The poll found that 27% of those surveyed believed Hollande would “be most able to have influence at the European Union level”, against 65% for Sarkozy.
“Such a difference can be partly explained by Nicolas Sarkozy’s current status, who has already had the opportunity to test his abilities to act at the European level, unlike François Hollande,” said Mark Kubista of the CSA Institute.
Supporters of the far-right Front National leader Marine Le Pen and centrist François Bayrou overwhelmingly considered Sarkozy to be more able to influence Brussels. Those who backed far-left Jean-Luc Mélenchon were almost evenly divided, giving a slight edge to Sarkozy, 45% to 43%.
Socialist voters gave an outright majority in favour of Hollande with 63%.
The poll was done by the CSA Institute and commissioned by EurActiv France and the fact-checking website Vigie2012. The survey was conducted 24-25 April, after the first round of presidential voting, with 1,004 adults questioned by telephone.
Sarkozy gains from EU experience
This difference may be due to the Socialist candidate’s lack of experience in international affairs, which his rivals frequently point to.

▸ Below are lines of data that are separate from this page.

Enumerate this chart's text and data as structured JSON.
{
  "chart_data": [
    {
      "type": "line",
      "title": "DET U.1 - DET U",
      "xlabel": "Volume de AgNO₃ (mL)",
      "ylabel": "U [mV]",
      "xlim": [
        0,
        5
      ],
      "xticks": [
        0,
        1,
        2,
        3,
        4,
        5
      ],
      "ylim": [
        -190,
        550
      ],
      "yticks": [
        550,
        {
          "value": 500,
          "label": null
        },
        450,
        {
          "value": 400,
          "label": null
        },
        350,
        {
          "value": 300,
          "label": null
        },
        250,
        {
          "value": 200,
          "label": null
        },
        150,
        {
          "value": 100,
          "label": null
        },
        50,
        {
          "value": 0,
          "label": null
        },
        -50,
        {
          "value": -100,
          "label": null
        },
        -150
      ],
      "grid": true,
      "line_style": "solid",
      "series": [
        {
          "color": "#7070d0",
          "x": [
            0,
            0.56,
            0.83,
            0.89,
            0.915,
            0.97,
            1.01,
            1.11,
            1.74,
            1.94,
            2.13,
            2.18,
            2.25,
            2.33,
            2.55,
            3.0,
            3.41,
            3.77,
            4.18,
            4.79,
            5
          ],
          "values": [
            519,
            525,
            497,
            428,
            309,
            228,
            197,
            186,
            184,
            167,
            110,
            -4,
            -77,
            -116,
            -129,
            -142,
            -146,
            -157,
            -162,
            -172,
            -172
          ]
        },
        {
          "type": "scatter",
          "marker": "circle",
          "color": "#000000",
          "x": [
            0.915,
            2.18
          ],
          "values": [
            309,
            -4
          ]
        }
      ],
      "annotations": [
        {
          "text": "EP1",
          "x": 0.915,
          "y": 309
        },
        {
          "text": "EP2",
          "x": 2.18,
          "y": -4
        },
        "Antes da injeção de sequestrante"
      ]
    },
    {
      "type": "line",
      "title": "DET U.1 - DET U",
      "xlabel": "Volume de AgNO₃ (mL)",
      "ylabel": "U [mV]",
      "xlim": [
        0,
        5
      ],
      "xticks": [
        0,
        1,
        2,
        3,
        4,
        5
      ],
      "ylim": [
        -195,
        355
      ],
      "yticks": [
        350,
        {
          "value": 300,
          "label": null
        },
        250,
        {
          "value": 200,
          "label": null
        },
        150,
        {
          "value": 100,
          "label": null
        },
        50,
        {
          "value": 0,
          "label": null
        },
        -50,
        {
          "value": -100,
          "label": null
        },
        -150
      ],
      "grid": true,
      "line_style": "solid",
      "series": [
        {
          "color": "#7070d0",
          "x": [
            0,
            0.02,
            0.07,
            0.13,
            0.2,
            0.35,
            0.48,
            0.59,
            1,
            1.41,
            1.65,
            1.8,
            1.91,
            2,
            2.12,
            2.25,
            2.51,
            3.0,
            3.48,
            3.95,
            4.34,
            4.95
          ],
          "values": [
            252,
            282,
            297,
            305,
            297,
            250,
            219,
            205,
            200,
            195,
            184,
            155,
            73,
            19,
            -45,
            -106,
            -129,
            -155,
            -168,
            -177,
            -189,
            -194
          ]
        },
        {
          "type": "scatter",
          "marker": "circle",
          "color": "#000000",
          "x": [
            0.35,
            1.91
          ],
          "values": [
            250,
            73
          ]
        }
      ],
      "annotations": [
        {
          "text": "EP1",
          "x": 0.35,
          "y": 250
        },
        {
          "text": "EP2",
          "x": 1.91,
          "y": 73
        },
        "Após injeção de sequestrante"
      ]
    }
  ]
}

It may also be due to Sarkozy’s proactive presidency of the EU in 2008 and his management of the eurozone crisis, during which he has frequently sought to portray himself as the “saviour of the euro” beside German Chancellor Angela Merkel.
The incumbent candidate has based his presidential campaign in part on threats to abrogate certain EU rules if France does not get its way. He has committed to reinstating French border controls and to suspending France’s participation in the Schengen area if he does not succeed in negotiating stricter anti-immigration controls.
These aggressive negotiating tactics in this and other areas, threatening in effect a replay of President Charles de Gaulle’s “empty chair policy” in the 1960s, appear to not lead the French to worry about a loss of influence with France’s EU partners.
The polls results’ vary greatly according to level of education. Those with more than two years’ university education were far more likely to believe Hollande would be more influential (52%) than Sarkozy (37%).
A majority of those with no or limited higher qualifications, up to an including vocational diplomas, considered Sarkozy to be more credible (50%) than Hollande (37%).